Lutnick also actively entered the real estate sector, acquiring several companies and merging them into the Newmark group, which was spun off from BGC in 2018. Newmark has developed into a real estate services company with a market capitalization of billions of dollars, providing sales, loans, leasing, and property management services. One of its clients is the Trump Group, which once hired Newmark to assist in selling its hotel in Washington, D.C. In addition to its real estate business, Newmark also obtained an ancillary asset during the spin-off - the right to receive income from BGC’s shares on the Nasdaq. These shares pay income in December and generate approximately $100 million in annual revenue.
Este tipo de operaciones requiere de inteligencia, incluso los enemigos de Lutnick admiten que es muy inteligente. “Muy perspicaz”, dijo un oponente. “Muy, muy inteligente”, agregó otro. “Sólo puedo decir que Howard trabaja duro y generalmente obtiene lo que quiere, de una manera u otra”, dijo el tercero.
Sin embargo, estas formas no pueden satisfacer a todos.
En junio de 2021, se informó que Lutnick solicitó a la junta directiva de Newmark que el comité de compensación le pagara un bono de 50 millones de dólares, argumentando que había contribuido a la negociación en Nasdaq, la cual se había logrado cuatro años antes de la cotización de Newmark. Una demanda presentada posteriormente por los accionistas afirmaba que el comité originalmente decidió posponer la consideración de este bono. La presidenta del comité (cuyo esposo murió en los eventos del 11 de septiembre) reveló esta noticia a Lutnick. Se dice que Lutnick presumió de su influencia, dando a entender que el jefe no estaba contento. Finalmente, la junta directiva reconsideró el asunto. Lutnick recibió un bono de 20 millones de dólares en 2021, y en los próximos tres años recibirá 10 millones de dólares anuales, totalizando 50 millones de dólares, la cantidad exacta que él solicitó.

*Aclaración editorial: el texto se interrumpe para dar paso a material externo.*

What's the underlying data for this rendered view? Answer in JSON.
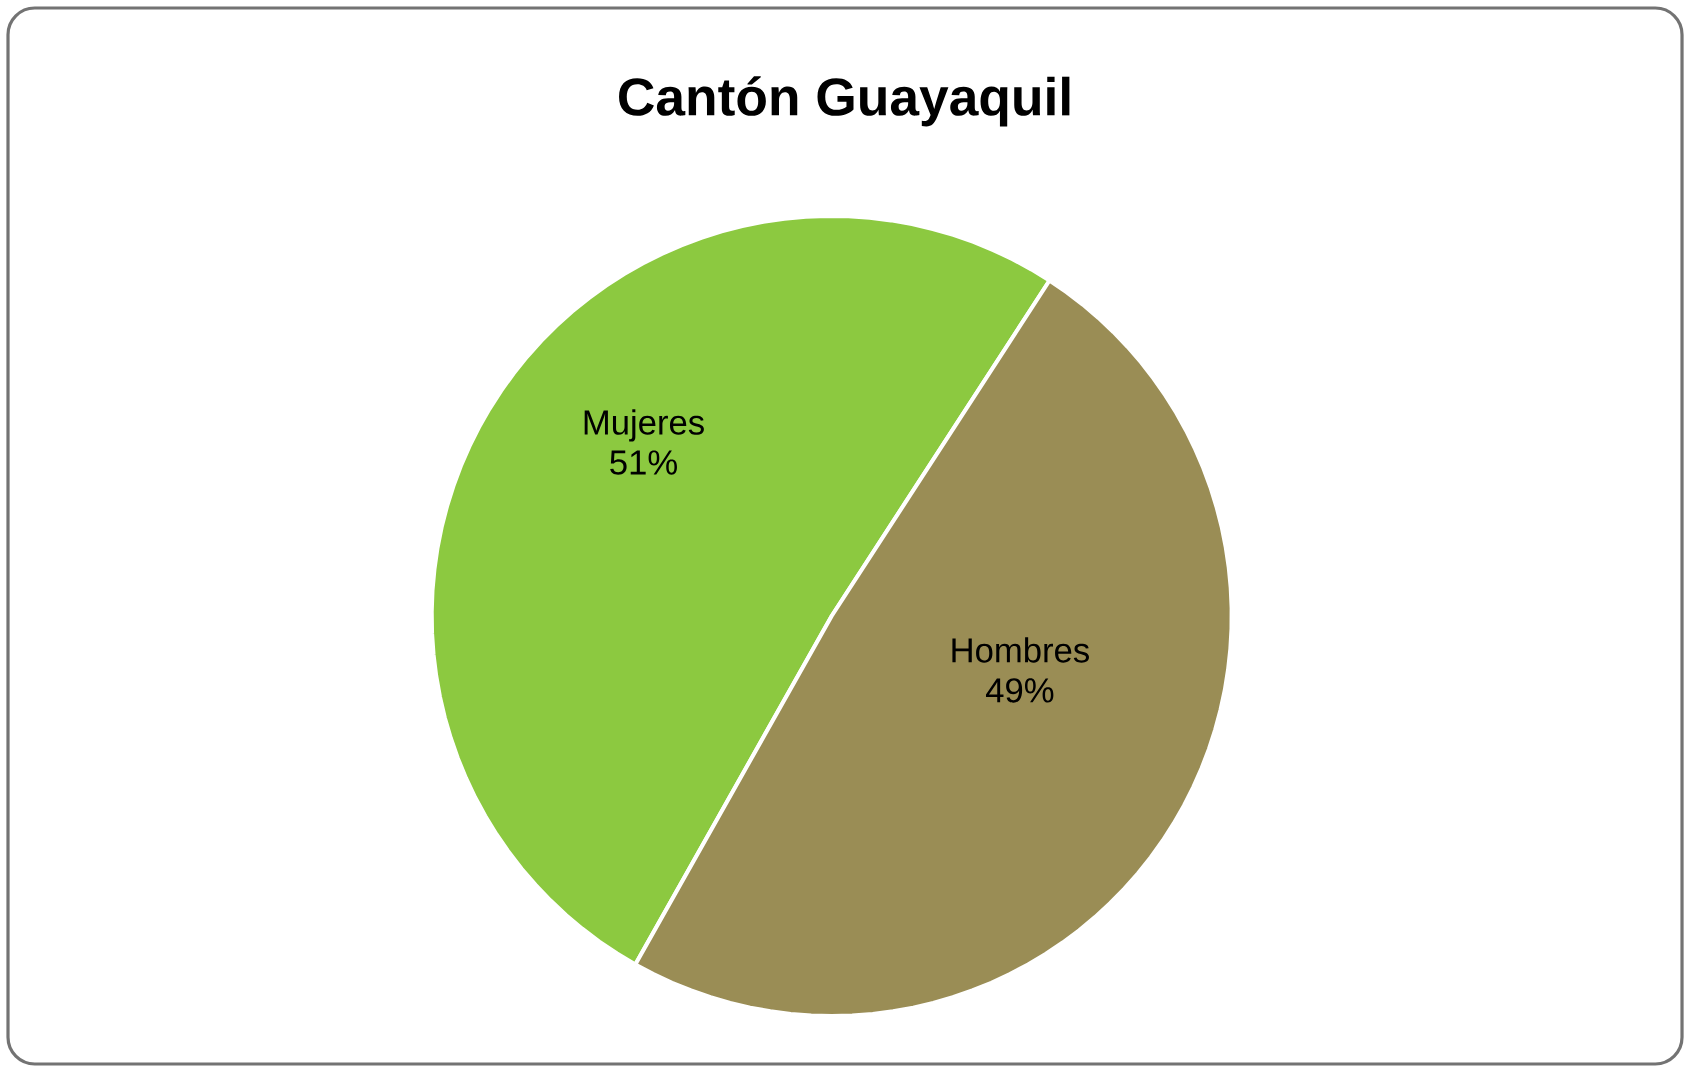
{
  "chart_data": {
    "type": "pie",
    "title": "Cantón Guayaquil",
    "categories": [
      "Mujeres",
      "Hombres"
    ],
    "values": [
      51,
      49
    ],
    "colors": [
      "#8cc940",
      "#9a8d55"
    ],
    "value_labels": [
      "51%",
      "49%"
    ]
  }
}
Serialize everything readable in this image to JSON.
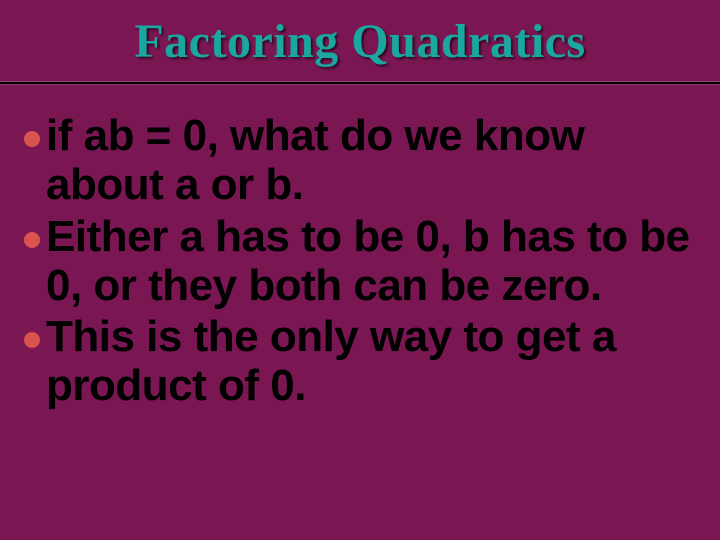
{
  "slide": {
    "background_color": "#7a1753",
    "title": {
      "text": "Factoring Quadratics",
      "color": "#1aa7a0",
      "font_family": "Times New Roman",
      "font_size_pt": 36,
      "font_weight": "bold"
    },
    "divider_color": "#000000",
    "bullet_color": "#d9534f",
    "text_color": "#000000",
    "body_font_size_pt": 33,
    "bullets": [
      {
        "text": "if ab = 0, what do we know about a or b."
      },
      {
        "text": "Either a has to be 0, b has to be 0, or they both can be zero."
      },
      {
        "text": "This is the only way to get a product of 0."
      }
    ]
  }
}
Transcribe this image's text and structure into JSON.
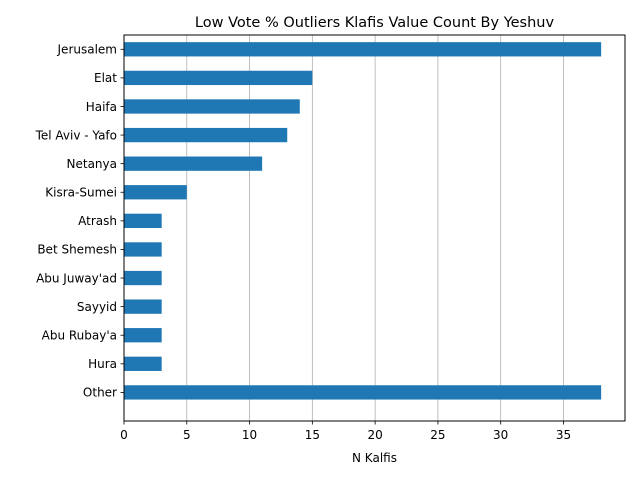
{
  "chart_data": {
    "type": "bar",
    "orientation": "horizontal",
    "title": "Low Vote % Outliers Klafis Value Count By Yeshuv",
    "xlabel": "N Kalfis",
    "ylabel": "",
    "xlim": [
      0,
      39.9
    ],
    "xticks": [
      0,
      5,
      10,
      15,
      20,
      25,
      30,
      35
    ],
    "grid": "x",
    "bar_color": "#1f77b4",
    "categories": [
      "Jerusalem",
      "Elat",
      "Haifa",
      "Tel Aviv - Yafo",
      "Netanya",
      "Kisra-Sumei",
      "Atrash",
      "Bet Shemesh",
      "Abu Juway'ad",
      "Sayyid",
      "Abu Rubay'a",
      "Hura",
      "Other"
    ],
    "values": [
      38,
      15,
      14,
      13,
      11,
      5,
      3,
      3,
      3,
      3,
      3,
      3,
      38
    ]
  }
}
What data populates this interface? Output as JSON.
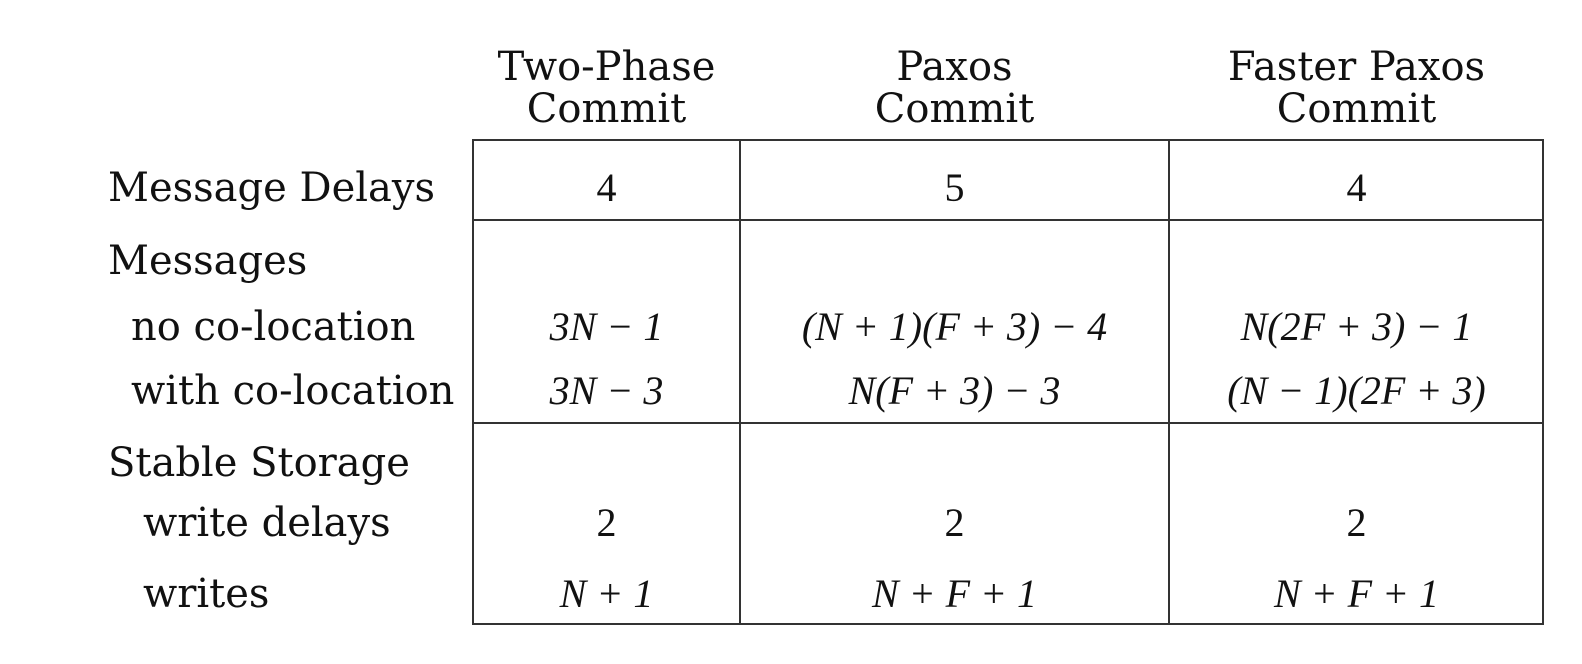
{
  "columns": [
    {
      "line1": "Two-Phase",
      "line2": "Commit"
    },
    {
      "line1": "Paxos",
      "line2": "Commit"
    },
    {
      "line1": "Faster Paxos",
      "line2": "Commit"
    }
  ],
  "rows": {
    "message_delays": {
      "label": "Message Delays",
      "values": [
        "4",
        "5",
        "4"
      ]
    },
    "messages": {
      "label": "Messages",
      "no_colocation": {
        "label": "no co-location",
        "values": [
          "3N − 1",
          "(N + 1)(F + 3) − 4",
          "N(2F + 3) − 1"
        ]
      },
      "with_colocation": {
        "label": "with co-location",
        "values": [
          "3N − 3",
          "N(F + 3) − 3",
          "(N − 1)(2F + 3)"
        ]
      }
    },
    "stable_storage": {
      "label": "Stable Storage",
      "write_delays": {
        "label": "write delays",
        "values": [
          "2",
          "2",
          "2"
        ]
      },
      "writes": {
        "label": "writes",
        "values": [
          "N + 1",
          "N + F + 1",
          "N + F + 1"
        ]
      }
    }
  }
}
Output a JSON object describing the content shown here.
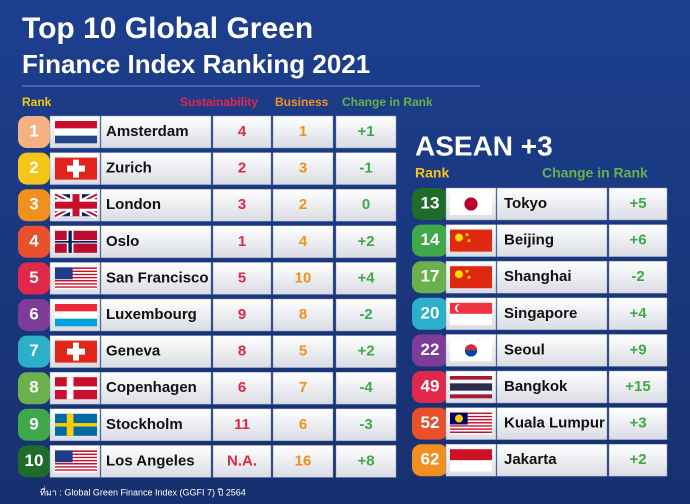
{
  "header": {
    "title_line1": "Top 10 Global Green",
    "title_line2": "Finance Index  Ranking 2021"
  },
  "global": {
    "columns": {
      "rank": "Rank",
      "sustainability": "Sustainability",
      "business": "Business",
      "change": "Change in Rank"
    },
    "rows": [
      {
        "rank": 1,
        "city": "Amsterdam",
        "sustainability": 4,
        "business": 1,
        "change": "+1"
      },
      {
        "rank": 2,
        "city": "Zurich",
        "sustainability": 2,
        "business": 3,
        "change": "-1"
      },
      {
        "rank": 3,
        "city": "London",
        "sustainability": 3,
        "business": 2,
        "change": "0"
      },
      {
        "rank": 4,
        "city": "Oslo",
        "sustainability": 1,
        "business": 4,
        "change": "+2"
      },
      {
        "rank": 5,
        "city": "San Francisco",
        "sustainability": 5,
        "business": 10,
        "change": "+4"
      },
      {
        "rank": 6,
        "city": "Luxembourg",
        "sustainability": 9,
        "business": 8,
        "change": "-2"
      },
      {
        "rank": 7,
        "city": "Geneva",
        "sustainability": 8,
        "business": 5,
        "change": "+2"
      },
      {
        "rank": 8,
        "city": "Copenhagen",
        "sustainability": 6,
        "business": 7,
        "change": "-4"
      },
      {
        "rank": 9,
        "city": "Stockholm",
        "sustainability": 11,
        "business": 6,
        "change": "-3"
      },
      {
        "rank": 10,
        "city": "Los Angeles",
        "sustainability": "N.A.",
        "business": 16,
        "change": "+8"
      }
    ]
  },
  "asean": {
    "title": "ASEAN +3",
    "columns": {
      "rank": "Rank",
      "change": "Change in Rank"
    },
    "rows": [
      {
        "rank": 13,
        "city": "Tokyo",
        "change": "+5"
      },
      {
        "rank": 14,
        "city": "Beijing",
        "change": "+6"
      },
      {
        "rank": 17,
        "city": "Shanghai",
        "change": "-2"
      },
      {
        "rank": 20,
        "city": "Singapore",
        "change": "+4"
      },
      {
        "rank": 22,
        "city": "Seoul",
        "change": "+9"
      },
      {
        "rank": 49,
        "city": "Bangkok",
        "change": "+15"
      },
      {
        "rank": 52,
        "city": "Kuala Lumpur",
        "change": "+3"
      },
      {
        "rank": 62,
        "city": "Jakarta",
        "change": "+2"
      }
    ]
  },
  "footer": {
    "source": "ที่มา : Global Green Finance Index (GGFI 7) ปี 2564"
  }
}
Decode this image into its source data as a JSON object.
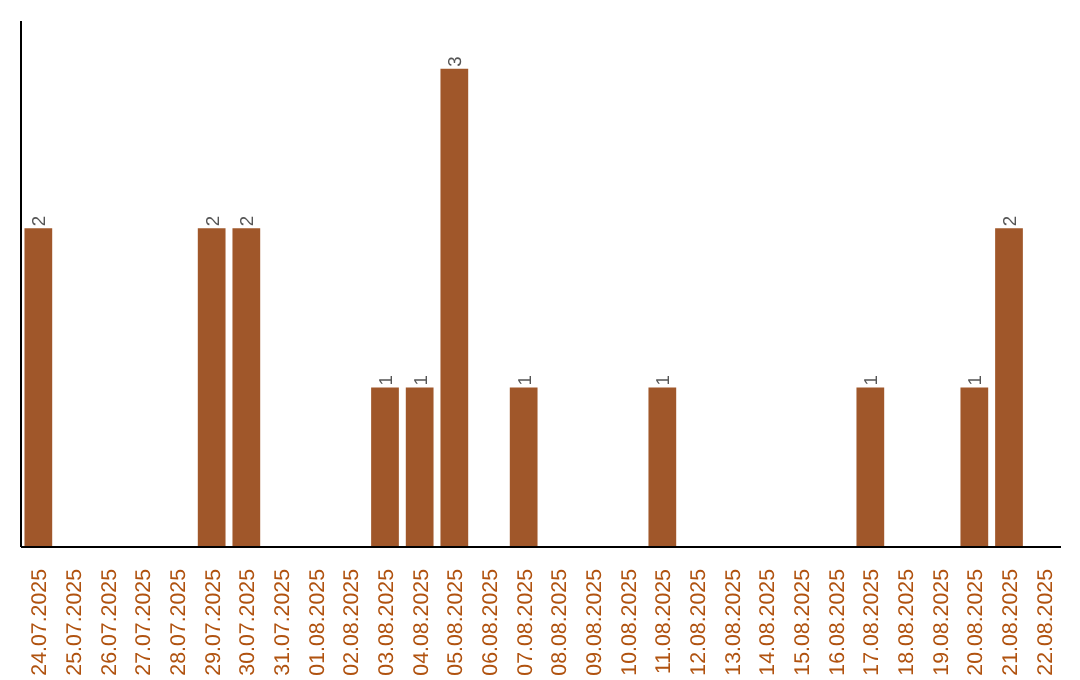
{
  "chart_data": {
    "type": "bar",
    "categories": [
      "24.07.2025",
      "25.07.2025",
      "26.07.2025",
      "27.07.2025",
      "28.07.2025",
      "29.07.2025",
      "30.07.2025",
      "31.07.2025",
      "01.08.2025",
      "02.08.2025",
      "03.08.2025",
      "04.08.2025",
      "05.08.2025",
      "06.08.2025",
      "07.08.2025",
      "08.08.2025",
      "09.08.2025",
      "10.08.2025",
      "11.08.2025",
      "12.08.2025",
      "13.08.2025",
      "14.08.2025",
      "15.08.2025",
      "16.08.2025",
      "17.08.2025",
      "18.08.2025",
      "19.08.2025",
      "20.08.2025",
      "21.08.2025",
      "22.08.2025"
    ],
    "values": [
      2,
      0,
      0,
      0,
      0,
      2,
      2,
      0,
      0,
      0,
      1,
      1,
      3,
      0,
      1,
      0,
      0,
      0,
      1,
      0,
      0,
      0,
      0,
      0,
      1,
      0,
      0,
      1,
      2,
      0
    ],
    "value_labels": [
      "2",
      null,
      null,
      null,
      null,
      "2",
      "2",
      null,
      null,
      null,
      "1",
      "1",
      "3",
      null,
      "1",
      null,
      null,
      null,
      "1",
      null,
      null,
      null,
      null,
      null,
      "1",
      null,
      null,
      "1",
      "2",
      null
    ],
    "color": "#a0572a",
    "grid": false
  }
}
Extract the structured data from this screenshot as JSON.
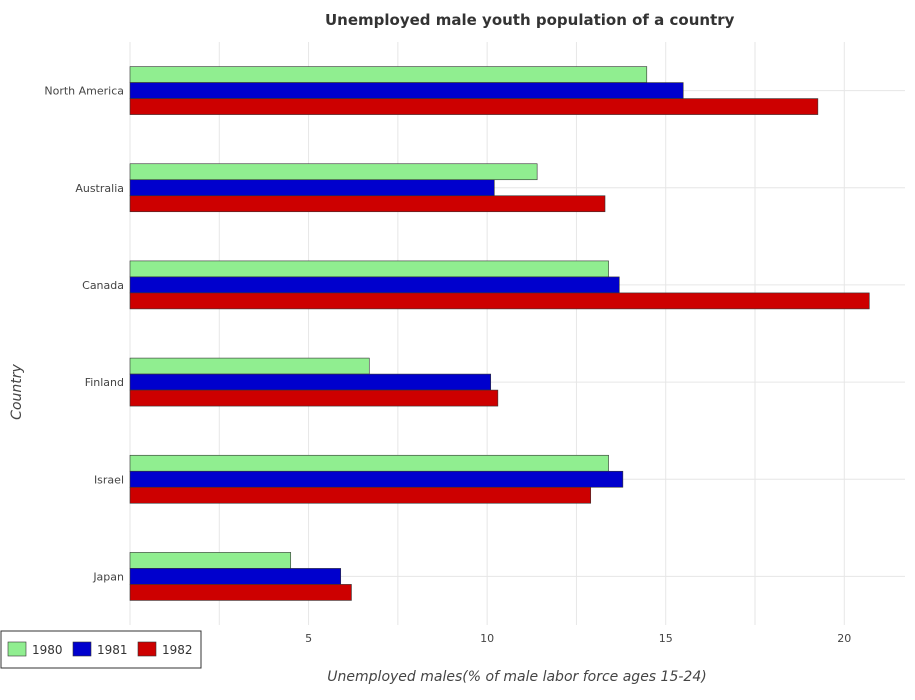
{
  "chart_data": {
    "type": "bar",
    "orientation": "horizontal",
    "title": "Unemployed male youth population of a country",
    "xlabel": "Unemployed males(% of male labor force ages 15-24)",
    "ylabel": "Country",
    "xlim": [
      0,
      21.7
    ],
    "xticks": [
      0,
      5,
      10,
      15,
      20
    ],
    "grid": true,
    "legend_position": "bottom-left",
    "categories": [
      "North America",
      "Australia",
      "Canada",
      "Finland",
      "Israel",
      "Japan"
    ],
    "series": [
      {
        "name": "1980",
        "color": "#90ee90",
        "values": [
          14.47,
          11.4,
          13.4,
          6.7,
          13.4,
          4.5
        ]
      },
      {
        "name": "1981",
        "color": "#0000cd",
        "values": [
          15.49,
          10.2,
          13.7,
          10.1,
          13.8,
          5.9
        ]
      },
      {
        "name": "1982",
        "color": "#cd0000",
        "values": [
          19.26,
          13.3,
          20.7,
          10.3,
          12.9,
          6.2
        ]
      }
    ]
  }
}
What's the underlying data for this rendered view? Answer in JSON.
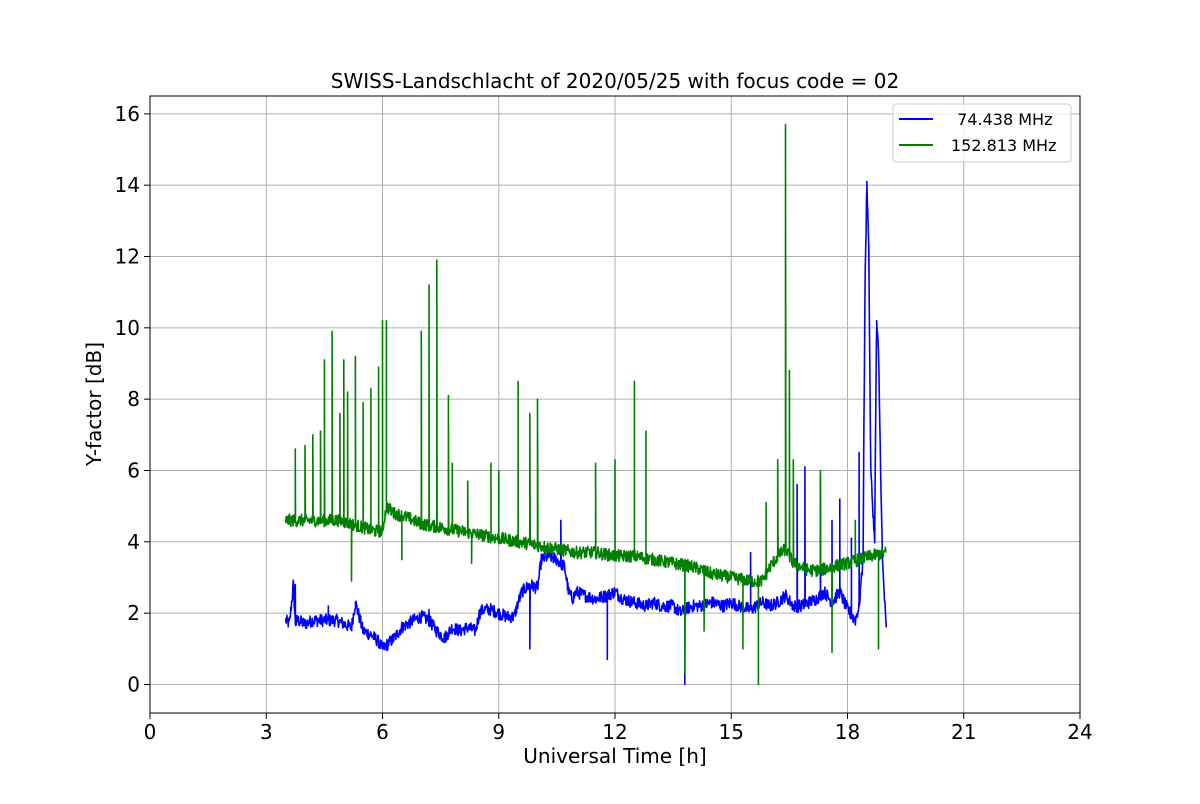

La junta directiva presidida por Lutnick afirmó que la demanda carece de fundamento y defendió la decisión de otorgarle un generoso bono, argumentando que dicho bono incentiva su dedicación al trabajo. Es posible que en los últimos años haya logrado este efecto. La última entrega del bono está programada para finales de 2024. Este momento es ideal para Lutnick, ya que es probable que abandone la empresa aproximadamente un mes después de recibir el bono, para unirse al gabinete presidencial.